If any doubt remains with regards to the non attendance of Abu Bakr, Umar and Abu Ubaydah at the funeral of the Prophet (s), then allow us cite the following Sunni commentaries of Saheeh al Bukharee:

  1. Umdahthul Qaree Volume 11 page 167 Bab Rajm
  2. Saheeh al Bukharee, Sharh Kirmanee, Volume 23 page 219
  3. Irshad al Saree Volume 10 page 35

All three contain the proud admission of Umar:

"By Allah, when matters that we were faced with following the death of the Prophet, namely his Ghusl, shrouding and funeral, we deemed the oath of allegiance to Abu Bakr to be of greater importance"

Can there not be anything clearer than Umar's own admission? If Nasabi still wish to deny it, then allow us to round up the matter with a narration from Kanz al Ummal Volume 3 page 140, Bab Khala Fatha ma'al Amara:

"Urwa narrates that Abu Bakr and Umar were not present at the time of burial, the Prophet (s) was buried before they had returned"

Rather than feel ashamed at this fact, The Ahl'ul Sunnah Ulema feel proud at the actions of their leaders, Mull Ali Qari in Sharra Fiqa Akbar, p 175 (publishers Muhammad Saeed and son, Qur'an Muhall, Karachi ) as follows in his discussion on Imamate

"the Sahaba viewed the appointment of the Imam as so important that they preferred it to attending the Prophet's funeral, because the Muslims need an Imam so that orders can be made on Jihad, and so that Islamic Laws can be implemented".

 

(e) Conclusion 

The contention that Sunni Islam believes in a democratic system of Caliphate has no bearing on reality. Democratic election never took place at the Saqifa, the whole Ummah did not vote on the issue. More importantly to describe the concept of khilafth as democratic if kufr, the famous Gettysburg address had described democracy as "The Government of the people, appointed by the people for the people". This is contrary to Islamic Sharia, which is based on the fact that sovereignty belongs to Allah (swt) not the people. It is like confusing democracy with the concept of shura (consultation) of the entire community, then this likewise did not occur Hadhrath Umar was not voted by the Muslim Ummah, Hadhrath Abu Bakr nominated him. Hadhrath Uthman was voted by a committee of six men not the Muslim public at large. Mu'awiya took the reigns by force not through election. Similarly the Banu Ummayya rule that followed had no democratic system of Caliphate rather we had what the late Wahabie scholar Maudoodi describes as 'Mulukiyat' (Kingdom) where there was hereditary succession.

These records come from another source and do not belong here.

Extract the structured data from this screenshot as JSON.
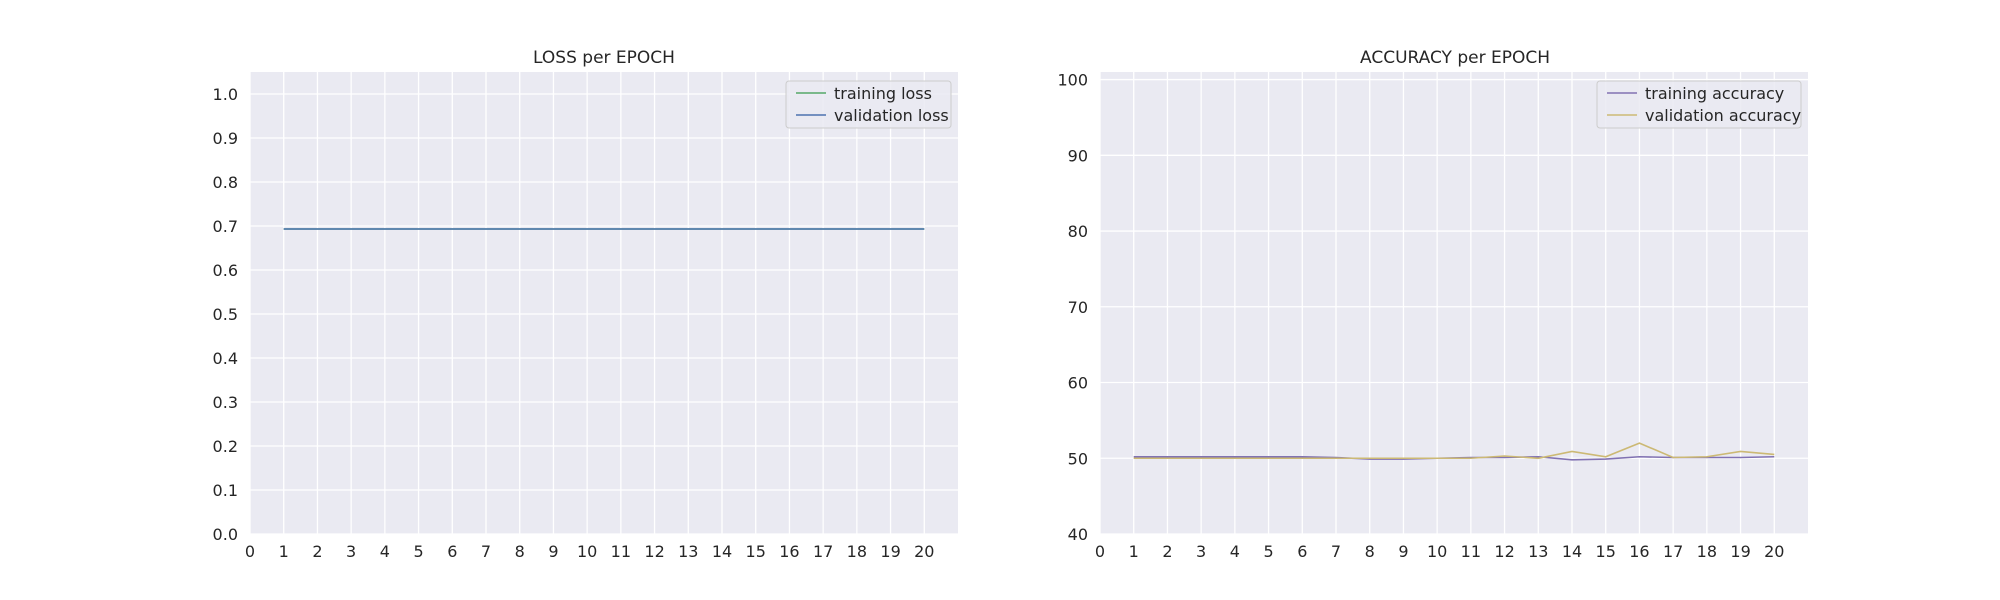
{
  "chart_data": [
    {
      "type": "line",
      "title": "LOSS per EPOCH",
      "xlabel": "",
      "ylabel": "",
      "x": [
        1,
        2,
        3,
        4,
        5,
        6,
        7,
        8,
        9,
        10,
        11,
        12,
        13,
        14,
        15,
        16,
        17,
        18,
        19,
        20
      ],
      "xticks": [
        0,
        1,
        2,
        3,
        4,
        5,
        6,
        7,
        8,
        9,
        10,
        11,
        12,
        13,
        14,
        15,
        16,
        17,
        18,
        19,
        20
      ],
      "xlim": [
        0,
        21
      ],
      "ylim": [
        0,
        1.05
      ],
      "yticks": [
        0.0,
        0.1,
        0.2,
        0.3,
        0.4,
        0.5,
        0.6,
        0.7,
        0.8,
        0.9,
        1.0
      ],
      "ytick_decimals": 1,
      "grid": true,
      "legend_position": "top-right",
      "series": [
        {
          "name": "training loss",
          "color": "#55a868",
          "values": [
            0.6932,
            0.6932,
            0.6932,
            0.6932,
            0.6932,
            0.6932,
            0.6932,
            0.6932,
            0.6932,
            0.6932,
            0.6932,
            0.6932,
            0.6932,
            0.6932,
            0.6932,
            0.6932,
            0.6932,
            0.6932,
            0.6932,
            0.6932
          ]
        },
        {
          "name": "validation loss",
          "color": "#4c72b0",
          "values": [
            0.6932,
            0.6932,
            0.6932,
            0.6932,
            0.6932,
            0.6932,
            0.6932,
            0.6932,
            0.6932,
            0.6932,
            0.6932,
            0.6932,
            0.6932,
            0.6932,
            0.6932,
            0.6932,
            0.6932,
            0.6932,
            0.6932,
            0.6932
          ]
        }
      ]
    },
    {
      "type": "line",
      "title": "ACCURACY per EPOCH",
      "xlabel": "",
      "ylabel": "",
      "x": [
        1,
        2,
        3,
        4,
        5,
        6,
        7,
        8,
        9,
        10,
        11,
        12,
        13,
        14,
        15,
        16,
        17,
        18,
        19,
        20
      ],
      "xticks": [
        0,
        1,
        2,
        3,
        4,
        5,
        6,
        7,
        8,
        9,
        10,
        11,
        12,
        13,
        14,
        15,
        16,
        17,
        18,
        19,
        20
      ],
      "xlim": [
        0,
        21
      ],
      "ylim": [
        40,
        101
      ],
      "yticks": [
        40,
        50,
        60,
        70,
        80,
        90,
        100
      ],
      "ytick_decimals": 0,
      "grid": true,
      "legend_position": "top-right",
      "series": [
        {
          "name": "training accuracy",
          "color": "#8172b2",
          "values": [
            50.2,
            50.2,
            50.2,
            50.2,
            50.2,
            50.2,
            50.1,
            49.9,
            49.9,
            50.0,
            50.1,
            50.1,
            50.2,
            49.8,
            49.9,
            50.2,
            50.1,
            50.1,
            50.1,
            50.2
          ]
        },
        {
          "name": "validation accuracy",
          "color": "#ccb974",
          "values": [
            50.0,
            50.0,
            50.0,
            50.0,
            50.0,
            50.0,
            50.0,
            50.0,
            50.0,
            50.0,
            50.0,
            50.3,
            50.0,
            50.9,
            50.2,
            52.0,
            50.1,
            50.2,
            50.9,
            50.5
          ]
        }
      ]
    }
  ]
}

The point made is that the meeting at the Saqifa was haram, undoubtedly haram since the priority incumbent by the ordinances of Islam are to bury the dead as fast as possible. This is the Seal of all Prophets!

The second point made is that the Saqifa was a shameful meeting as it was occurring while the Seal of Prophets was being buried.

The third point is that the Holy Prophet would not leave the Muslims in such a dilemma - one that the authors would have us believe took the Muslims to the level of committing a sin - he left a successor.

The fourth point made is that what gave the companions the right to appoint a Khalifa when that was not their prerogative, and still more since the man who was Allah's Khalifa was duped and was not kept informed while he shouldered the burden of burying the Holy Prophet?

The excuse is that the opinion of the companion overrides the Qur'an and the Sunnah since Ijma'a (of a handful of Muhajirs) is given as the excuse. But Ijma'a came after the Qur'an and Muhammad (saws). And Ijma'a is a belief of the followers of the institution, and we the Shi'i who follow the family can here point out that the Qur'an and Sunnah override Ijma'a when the opinion of the companions overrides the Qur'an. It is clear that this concept was developed by the followers of the companions after analyzing history. At no point did the companions say that the Khilafath of Hadhrath Abu Bakr came about via ijma. On the contrary as we have stated earlier Hadhrath Umar had stated that it was a mistake, no consultation took place, meaning the ijma of the companions was not sought.